Kisah Lemak Melayang: Monyet 11
Sejak entah berapa tahun yang lalu Para monyet tidak lagi memiliki Raja Monyet Mereka belajar menafsirkan kebijaksanaan bulan Merebus aspal menjadi sirop.
Aspal adalah bayangan tergelap Seperti kutukan, tapi juga keajaiban finansial. Monyet yang tertawa hingga menangis, telah belajar membuat sesuatu dari tiada menjadi ada.
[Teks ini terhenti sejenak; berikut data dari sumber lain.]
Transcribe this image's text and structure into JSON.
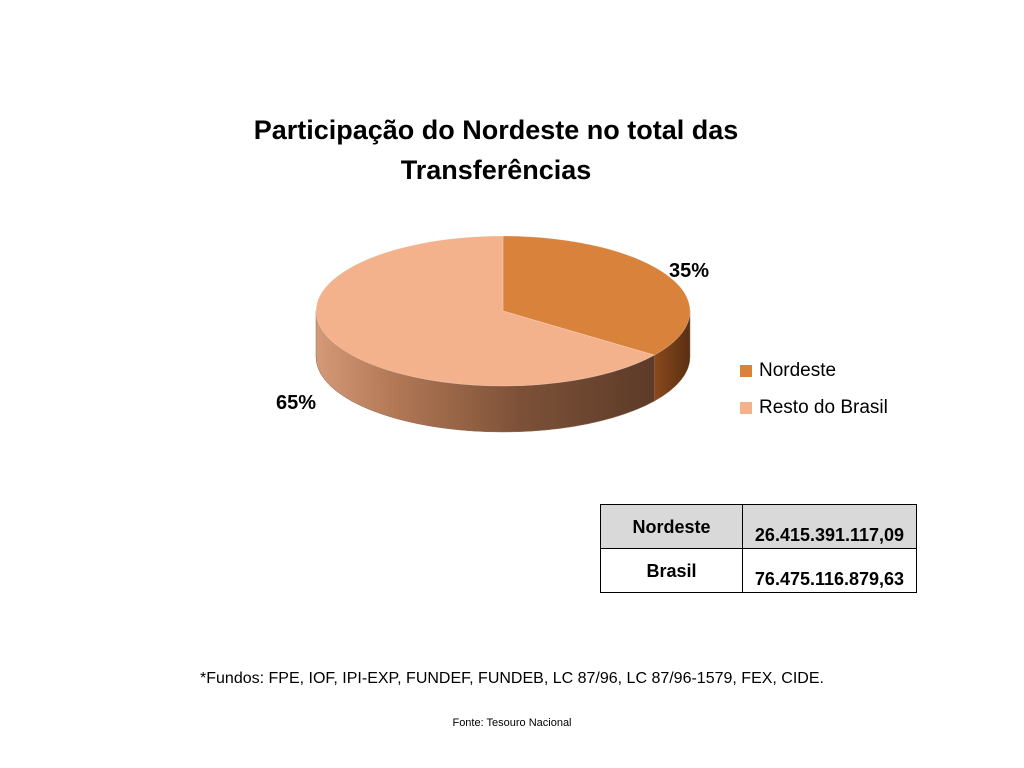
{
  "chart_data": {
    "type": "pie",
    "title": "Participação do Nordeste no total das Transferências",
    "title_lines": [
      "Participação do Nordeste no total das",
      "Transferências"
    ],
    "categories": [
      "Nordeste",
      "Resto do Brasil"
    ],
    "values": [
      35,
      65
    ],
    "data_labels": [
      "35%",
      "65%"
    ],
    "colors": [
      "#d9823b",
      "#f4b28c"
    ],
    "legend_position": "right",
    "style": "3d"
  },
  "table": {
    "rows": [
      {
        "name": "Nordeste",
        "value": "26.415.391.117,09"
      },
      {
        "name": "Brasil",
        "value": "76.475.116.879,63"
      }
    ]
  },
  "footnote": "*Fundos: FPE, IOF, IPI-EXP, FUNDEF, FUNDEB, LC 87/96, LC 87/96-1579, FEX, CIDE.",
  "source": "Fonte: Tesouro Nacional"
}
Satu menit waktumu menjadi dewa, Bayangan dan bulan berbisik bersamaan. Binatang-binatang bersukacita, Tak ada yang menyangka akhirnya sudah dekat.
Oh tidak, Seekor monyet tua berhenti dan berseru kaget. Muncul retakan di bulan. seperti yang telah dinubuatkan.
Akhirnya segera tiba, dan bulan pun pecah.
Pohon-pohon tetap membisu, namun monyet sudah tak bisa memanjat.